10 Things to worry about besides the Fiscal Cliff.

  1. The so called "Frankenstorm" has the potential to disrupt the stock exchanges or at the very cause volume to shrink significantly early next week. This means any move in the market could be more volatile than normal.
  2. Around halfway through the earnings season and S&P earnings like they are on track for a 3% decline Y/Y, the first loss since the recession ended. The last time corporate profit growth turned negative in the third quarter of 2007 and we know what that was a prelude to.
  3. Corporate profit margins are at an all-time high so it is unlikely corporations can squeeze much more out of the bottom without significant revenue growth which does not appear to be forthcoming.

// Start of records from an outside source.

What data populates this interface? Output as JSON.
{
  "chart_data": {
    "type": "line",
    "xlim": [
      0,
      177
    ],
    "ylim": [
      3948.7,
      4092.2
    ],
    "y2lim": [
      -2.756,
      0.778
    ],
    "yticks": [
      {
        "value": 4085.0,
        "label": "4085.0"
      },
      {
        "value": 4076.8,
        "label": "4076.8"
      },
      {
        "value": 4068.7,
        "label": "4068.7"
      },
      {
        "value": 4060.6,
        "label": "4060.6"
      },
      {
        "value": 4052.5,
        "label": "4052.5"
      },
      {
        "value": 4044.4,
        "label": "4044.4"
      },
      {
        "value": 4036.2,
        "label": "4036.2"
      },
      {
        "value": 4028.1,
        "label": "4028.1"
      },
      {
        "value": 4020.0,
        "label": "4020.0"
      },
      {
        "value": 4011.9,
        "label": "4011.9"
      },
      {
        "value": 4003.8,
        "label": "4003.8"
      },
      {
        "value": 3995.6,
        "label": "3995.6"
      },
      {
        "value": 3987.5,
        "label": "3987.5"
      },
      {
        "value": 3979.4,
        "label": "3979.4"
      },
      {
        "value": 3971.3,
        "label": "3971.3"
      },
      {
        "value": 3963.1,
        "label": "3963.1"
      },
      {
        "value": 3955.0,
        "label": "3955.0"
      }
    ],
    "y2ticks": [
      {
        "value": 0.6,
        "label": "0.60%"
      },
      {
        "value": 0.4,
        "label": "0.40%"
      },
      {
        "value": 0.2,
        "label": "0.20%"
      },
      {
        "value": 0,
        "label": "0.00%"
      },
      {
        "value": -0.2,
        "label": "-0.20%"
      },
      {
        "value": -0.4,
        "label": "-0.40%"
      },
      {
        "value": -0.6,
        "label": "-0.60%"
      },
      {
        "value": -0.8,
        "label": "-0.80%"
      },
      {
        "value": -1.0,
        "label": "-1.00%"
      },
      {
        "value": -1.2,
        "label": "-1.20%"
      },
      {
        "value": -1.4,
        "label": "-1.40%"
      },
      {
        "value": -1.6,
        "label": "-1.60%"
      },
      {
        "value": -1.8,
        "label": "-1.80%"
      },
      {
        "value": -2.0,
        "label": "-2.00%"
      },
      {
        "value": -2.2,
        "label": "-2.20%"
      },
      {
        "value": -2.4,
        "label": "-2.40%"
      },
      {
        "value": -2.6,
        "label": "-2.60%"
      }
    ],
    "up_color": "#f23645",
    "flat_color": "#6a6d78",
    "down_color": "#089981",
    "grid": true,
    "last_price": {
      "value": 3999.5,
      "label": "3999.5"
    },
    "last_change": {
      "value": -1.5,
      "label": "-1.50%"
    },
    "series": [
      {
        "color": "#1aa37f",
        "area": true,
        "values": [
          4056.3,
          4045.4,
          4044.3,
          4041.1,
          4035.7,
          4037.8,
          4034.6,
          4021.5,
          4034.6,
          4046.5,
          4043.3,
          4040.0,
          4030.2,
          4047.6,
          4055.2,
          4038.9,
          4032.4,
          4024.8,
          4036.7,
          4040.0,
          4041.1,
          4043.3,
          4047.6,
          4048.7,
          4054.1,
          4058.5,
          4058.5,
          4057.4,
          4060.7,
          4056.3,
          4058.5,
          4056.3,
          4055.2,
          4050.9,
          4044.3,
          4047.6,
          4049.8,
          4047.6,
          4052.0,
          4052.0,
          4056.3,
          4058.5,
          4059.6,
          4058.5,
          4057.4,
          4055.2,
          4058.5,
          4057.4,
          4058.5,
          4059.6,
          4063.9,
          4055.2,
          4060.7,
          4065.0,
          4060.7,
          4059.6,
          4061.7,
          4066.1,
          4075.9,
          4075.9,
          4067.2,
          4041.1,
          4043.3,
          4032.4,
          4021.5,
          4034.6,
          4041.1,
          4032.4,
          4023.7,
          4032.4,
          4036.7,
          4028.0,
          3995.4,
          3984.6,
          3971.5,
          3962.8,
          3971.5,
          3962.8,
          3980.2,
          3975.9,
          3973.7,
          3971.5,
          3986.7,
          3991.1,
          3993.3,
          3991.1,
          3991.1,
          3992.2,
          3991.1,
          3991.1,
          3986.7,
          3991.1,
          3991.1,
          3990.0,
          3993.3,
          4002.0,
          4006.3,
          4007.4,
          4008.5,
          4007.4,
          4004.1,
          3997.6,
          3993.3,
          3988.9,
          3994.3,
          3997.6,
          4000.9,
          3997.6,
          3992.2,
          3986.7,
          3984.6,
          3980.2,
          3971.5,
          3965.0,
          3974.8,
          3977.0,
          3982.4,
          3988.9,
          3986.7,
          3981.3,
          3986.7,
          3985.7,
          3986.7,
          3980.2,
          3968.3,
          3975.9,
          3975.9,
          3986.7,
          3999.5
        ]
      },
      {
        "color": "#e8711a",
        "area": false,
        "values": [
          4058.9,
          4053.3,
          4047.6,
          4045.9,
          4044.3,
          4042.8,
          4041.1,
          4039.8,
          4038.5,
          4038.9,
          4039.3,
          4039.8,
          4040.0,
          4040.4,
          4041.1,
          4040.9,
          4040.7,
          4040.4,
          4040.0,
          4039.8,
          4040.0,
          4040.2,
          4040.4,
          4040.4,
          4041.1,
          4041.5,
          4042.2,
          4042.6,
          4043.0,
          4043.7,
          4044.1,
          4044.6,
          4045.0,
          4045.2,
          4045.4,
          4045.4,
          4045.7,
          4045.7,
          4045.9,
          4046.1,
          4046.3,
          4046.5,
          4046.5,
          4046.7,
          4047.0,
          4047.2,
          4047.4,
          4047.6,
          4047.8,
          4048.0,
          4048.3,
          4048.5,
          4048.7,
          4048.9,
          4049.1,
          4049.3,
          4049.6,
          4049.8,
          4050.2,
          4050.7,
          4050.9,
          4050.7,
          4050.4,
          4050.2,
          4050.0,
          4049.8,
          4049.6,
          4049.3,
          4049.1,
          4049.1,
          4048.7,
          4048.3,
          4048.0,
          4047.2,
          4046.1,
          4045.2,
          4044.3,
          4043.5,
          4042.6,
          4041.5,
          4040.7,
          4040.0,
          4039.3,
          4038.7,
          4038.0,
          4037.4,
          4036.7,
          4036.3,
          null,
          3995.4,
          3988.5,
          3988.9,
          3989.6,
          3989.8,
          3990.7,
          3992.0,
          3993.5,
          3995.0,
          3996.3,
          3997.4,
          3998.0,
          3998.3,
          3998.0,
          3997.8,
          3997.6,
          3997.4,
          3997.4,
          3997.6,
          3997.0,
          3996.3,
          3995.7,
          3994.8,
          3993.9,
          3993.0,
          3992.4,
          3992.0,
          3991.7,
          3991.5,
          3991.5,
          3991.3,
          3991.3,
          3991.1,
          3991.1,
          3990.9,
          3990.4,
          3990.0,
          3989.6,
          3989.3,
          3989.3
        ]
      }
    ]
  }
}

  4. I would also be wary of the 2% GDP figure release Friday. Much like the September jobs report earlier in the month, it seems that government activity has oversized impact in the improvement in the figure with Defense spending up 13% in the quarter. Without the biggest uptick in defense spending since the second quarter of 2009, GDP would have been flat with last quarter with a 1.3% gain.
  5. Speaking of the September jobs report, the October jobs report comes out on Friday. Look for the headline unemployment to tick up as some of the "anomalies" of the previous report get adjusted.

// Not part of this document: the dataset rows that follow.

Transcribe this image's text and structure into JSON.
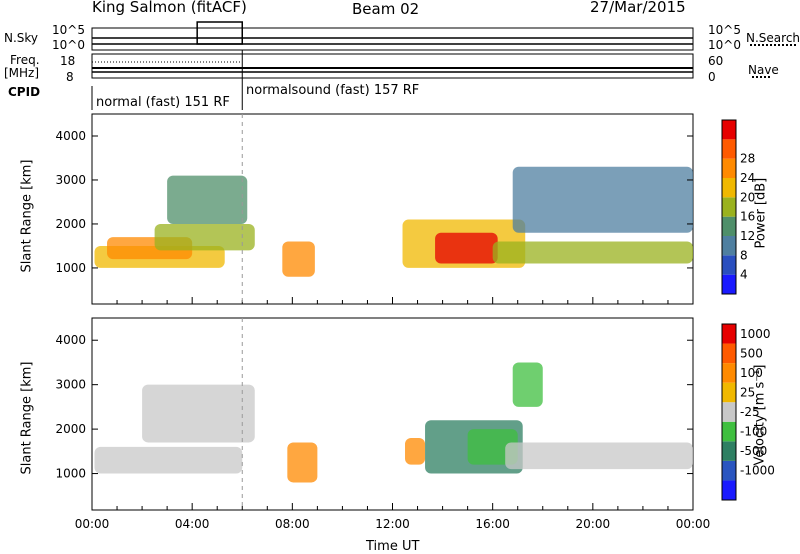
{
  "header": {
    "site": "King Salmon (fitACF)",
    "beam": "Beam 02",
    "date": "27/Mar/2015"
  },
  "top_panels": {
    "nsky_label": "N.Sky",
    "nsearch_label": "N.Search",
    "log_top": "10^5",
    "log_bottom": "10^0",
    "freq_label": "Freq.",
    "freq_unit": "[MHz]",
    "freq_ticks": [
      "18",
      "8"
    ],
    "nave_label": "Nave",
    "nave_ticks": [
      "60",
      "0"
    ],
    "cpid_label": "CPID",
    "modes": [
      {
        "label": "normal (fast) 151 RF",
        "start_hour": 0,
        "end_hour": 6
      },
      {
        "label": "normalsound (fast) 157 RF",
        "start_hour": 6,
        "end_hour": 24
      }
    ]
  },
  "chart_data": [
    {
      "type": "heatmap",
      "quantity": "power",
      "xlabel": "",
      "ylabel": "Slant Range [km]",
      "xlim": [
        0,
        24
      ],
      "ylim": [
        180,
        4500
      ],
      "yticks": [
        "1000",
        "2000",
        "3000",
        "4000"
      ],
      "colorbar": {
        "label": "Power [dB]",
        "ticks": [
          "4",
          "8",
          "12",
          "16",
          "20",
          "24",
          "28"
        ],
        "colors": [
          "#1a1aff",
          "#2a4fbf",
          "#4f7fa0",
          "#4f8f6a",
          "#9ab21e",
          "#f0b800",
          "#ff8a00",
          "#ff5a00",
          "#e60000"
        ]
      },
      "regions": [
        {
          "x": [
            0.1,
            5.3
          ],
          "y": [
            1000,
            1500
          ],
          "level": 5
        },
        {
          "x": [
            0.6,
            4.0
          ],
          "y": [
            1200,
            1700
          ],
          "level": 6
        },
        {
          "x": [
            2.5,
            6.5
          ],
          "y": [
            1400,
            2000
          ],
          "level": 4
        },
        {
          "x": [
            3.0,
            6.2
          ],
          "y": [
            2000,
            3100
          ],
          "level": 3
        },
        {
          "x": [
            7.6,
            8.9
          ],
          "y": [
            800,
            1600
          ],
          "level": 6
        },
        {
          "x": [
            12.4,
            17.3
          ],
          "y": [
            1000,
            2100
          ],
          "level": 5
        },
        {
          "x": [
            13.7,
            16.2
          ],
          "y": [
            1100,
            1800
          ],
          "level": 8
        },
        {
          "x": [
            16.0,
            24.0
          ],
          "y": [
            1100,
            1600
          ],
          "level": 4
        },
        {
          "x": [
            16.8,
            24.0
          ],
          "y": [
            1800,
            3300
          ],
          "level": 2
        }
      ]
    },
    {
      "type": "heatmap",
      "quantity": "velocity",
      "xlabel": "Time UT",
      "ylabel": "Slant Range [km]",
      "xlim": [
        0,
        24
      ],
      "ylim": [
        180,
        4500
      ],
      "yticks": [
        "1000",
        "2000",
        "3000",
        "4000"
      ],
      "xticks": [
        "00:00",
        "04:00",
        "08:00",
        "12:00",
        "16:00",
        "20:00",
        "00:00"
      ],
      "colorbar": {
        "label": "Velocity [m s⁻¹]",
        "ticks": [
          "1000",
          "500",
          "100",
          "25",
          "-25",
          "-100",
          "-500",
          "-1000"
        ],
        "colors": [
          "#1a1aff",
          "#2a55c0",
          "#2e7f62",
          "#3fbf3f",
          "#c8c8c8",
          "#f0b800",
          "#ff8a00",
          "#ff5a00",
          "#e60000"
        ]
      },
      "regions": [
        {
          "x": [
            0.1,
            6.0
          ],
          "y": [
            1000,
            1600
          ],
          "level": 4
        },
        {
          "x": [
            2.0,
            6.5
          ],
          "y": [
            1700,
            3000
          ],
          "level": 4
        },
        {
          "x": [
            7.8,
            9.0
          ],
          "y": [
            800,
            1700
          ],
          "level": 6
        },
        {
          "x": [
            12.5,
            13.3
          ],
          "y": [
            1200,
            1800
          ],
          "level": 6
        },
        {
          "x": [
            13.3,
            17.2
          ],
          "y": [
            1000,
            2200
          ],
          "level": 2
        },
        {
          "x": [
            15.0,
            17.0
          ],
          "y": [
            1200,
            2000
          ],
          "level": 3
        },
        {
          "x": [
            16.5,
            24.0
          ],
          "y": [
            1100,
            1700
          ],
          "level": 4
        },
        {
          "x": [
            16.8,
            18.0
          ],
          "y": [
            2500,
            3500
          ],
          "level": 3
        }
      ]
    }
  ]
}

  6. Manufacturers are struggling. Outside of defense, capital goods orders are down 10% Y/Y.
  7. Commodity prices are in free fall over the last few weeks. I would look for dismal earnings report in the material sector like the one of Cliff Natural Resources (NYSE:CLF) last week.
  8. Lawrence Fink of Blackrock, one of the largest asset managers in the world, is calling to take some chips off the table. Among his worries are slowing growth and the upcoming fiscal cliff. Fink doesn't prognosticate often so I take his words seriously.
  9. The election is a big wildcard on the horizon. Based on the polls, both state and national, I can easily see a split decision. Where Governor Romney wins the popular vote and President Obama squeaks out by a few electoral votes. Anyone who thought the election of 2000 was ugly, will look back fondly on that aftermath given the how partisan our current politics are.
  10. Let's also not forget about Europe. Spain just hit record unemployment of 25% and is probably weeks away from a formal bailout. The next big general strike is schedule for November 14th. Bank bad loans are growing rapidly there with Caixabank doubling its bad loan numbers to $26.3B Y/Y.

Disclosure: I have no positions in any stocks mentioned, and no plans to initiate any positions within the next 72 hours. I wrote this article myself, and it expresses my own opinions. I am not receiving compensation for it (other than from Seeking Alpha). I have no business relationship with any company whose stock is mentioned in this article.